Pancancer analyses of the 5mC score
We further evaluated the role of the 5mC score across cancers. Notably, the 5mC score was related to prognosis in many cancers, such as thymoma, lower-grade glioma, and kidney renal clear cell carcinoma (Fig. S20A, Table S7B). In addition, the 5mC score was negatively correlated with the expression of four critical immune checkpoints, PD-L1, PD-1, CTLA-4, and LAG-3, in most cancers (Fig. S20B-E, Table S7C-F). Aberrant DNA methylation may influence cancer immunogenicity, such as TMB and MSI [65]. Here, we revealed that the 5mC score was related to the TMB and MSI in many cancers (Fig. S20F-G, Table S7G-H). Moreover, the 5mC score was significantly related to the stemness indices of many cancers, such as testicular germ cell tumors and lung squamous cell carcinoma (Fig. S21, Table S7I-N). Therefore, the 5mC score reflected many biological characteristics of the TME, such as anticancer immunity, immunogenicity, and cancer stemness, in pancancer analyses. It may be a generalizable predictor of prognosis and ICB response across cancers.
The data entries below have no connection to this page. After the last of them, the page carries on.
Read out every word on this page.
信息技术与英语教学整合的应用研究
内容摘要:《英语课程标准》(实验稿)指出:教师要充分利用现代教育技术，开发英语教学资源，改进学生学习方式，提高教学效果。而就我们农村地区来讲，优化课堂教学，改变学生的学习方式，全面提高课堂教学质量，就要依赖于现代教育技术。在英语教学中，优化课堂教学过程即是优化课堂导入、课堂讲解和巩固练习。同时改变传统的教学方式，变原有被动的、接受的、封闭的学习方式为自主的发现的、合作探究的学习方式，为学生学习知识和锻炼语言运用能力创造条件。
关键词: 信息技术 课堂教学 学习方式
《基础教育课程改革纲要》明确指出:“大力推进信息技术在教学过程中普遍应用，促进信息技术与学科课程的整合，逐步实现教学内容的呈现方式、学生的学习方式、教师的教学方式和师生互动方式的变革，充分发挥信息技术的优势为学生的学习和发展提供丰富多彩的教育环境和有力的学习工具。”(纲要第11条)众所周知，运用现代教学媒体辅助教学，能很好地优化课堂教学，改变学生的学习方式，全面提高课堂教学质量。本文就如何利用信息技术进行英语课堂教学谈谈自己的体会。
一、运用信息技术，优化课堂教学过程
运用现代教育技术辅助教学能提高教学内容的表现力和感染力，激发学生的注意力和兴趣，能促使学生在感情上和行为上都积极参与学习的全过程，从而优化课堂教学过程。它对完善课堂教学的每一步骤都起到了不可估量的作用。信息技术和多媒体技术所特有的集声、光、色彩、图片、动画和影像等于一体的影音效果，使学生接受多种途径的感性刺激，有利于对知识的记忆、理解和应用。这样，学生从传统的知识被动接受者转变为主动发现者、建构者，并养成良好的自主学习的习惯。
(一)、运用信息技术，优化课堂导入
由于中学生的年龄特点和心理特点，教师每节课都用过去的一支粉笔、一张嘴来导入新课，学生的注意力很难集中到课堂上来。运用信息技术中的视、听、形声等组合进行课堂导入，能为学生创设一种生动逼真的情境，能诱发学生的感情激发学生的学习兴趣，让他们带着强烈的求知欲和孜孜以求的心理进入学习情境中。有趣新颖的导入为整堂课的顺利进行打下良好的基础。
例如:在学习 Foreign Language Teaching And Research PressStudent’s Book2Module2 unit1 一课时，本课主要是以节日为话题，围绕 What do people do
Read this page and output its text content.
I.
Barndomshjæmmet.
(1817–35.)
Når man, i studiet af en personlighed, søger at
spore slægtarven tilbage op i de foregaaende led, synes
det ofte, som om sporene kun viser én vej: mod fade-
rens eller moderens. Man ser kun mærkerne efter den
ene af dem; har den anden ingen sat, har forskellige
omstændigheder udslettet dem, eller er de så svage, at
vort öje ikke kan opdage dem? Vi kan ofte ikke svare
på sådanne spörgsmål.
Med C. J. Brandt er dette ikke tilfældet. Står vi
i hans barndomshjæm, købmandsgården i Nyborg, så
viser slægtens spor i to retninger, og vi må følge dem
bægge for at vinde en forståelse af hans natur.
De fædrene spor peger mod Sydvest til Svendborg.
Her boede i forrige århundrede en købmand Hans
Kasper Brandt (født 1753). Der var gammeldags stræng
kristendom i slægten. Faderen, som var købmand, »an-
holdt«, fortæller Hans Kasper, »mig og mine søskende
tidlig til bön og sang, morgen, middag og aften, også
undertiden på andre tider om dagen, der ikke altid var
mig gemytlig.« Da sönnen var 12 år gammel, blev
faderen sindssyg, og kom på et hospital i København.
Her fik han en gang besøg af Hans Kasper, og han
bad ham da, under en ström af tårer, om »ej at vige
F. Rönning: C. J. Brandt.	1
The 5mC score was a valuable predictor of the response to immunotherapy in multiple immunotherapy cohorts
Here, we explored the role of the 5mC score in predicting the ICB response in other cancers (including melanoma, non-small cell lung cancer, and gastric cancer) from nine immunotherapy-related cohorts (eight ICB cohorts and one adoptive T cell therapy cohort). First, we found that the 5mC score was negatively correlated with most immune checkpoints in eight ICB cohorts (Figs. S22, S23, S24A). In line with this, the ICB response rates were obviously lower in the high 5mC score group than in the low 5mC score group (Figs. 6A–G, S24B). The prognosis of the high 5mC score group was also poorer due to lower ICB response rates (Fig. 6A–G). Similar results were observed in the adoptive T cell therapy cohort (Fig. 6H). This evidence reconfirmed that the 5mC score was a valuable predictor of immunotherapy response across cancers.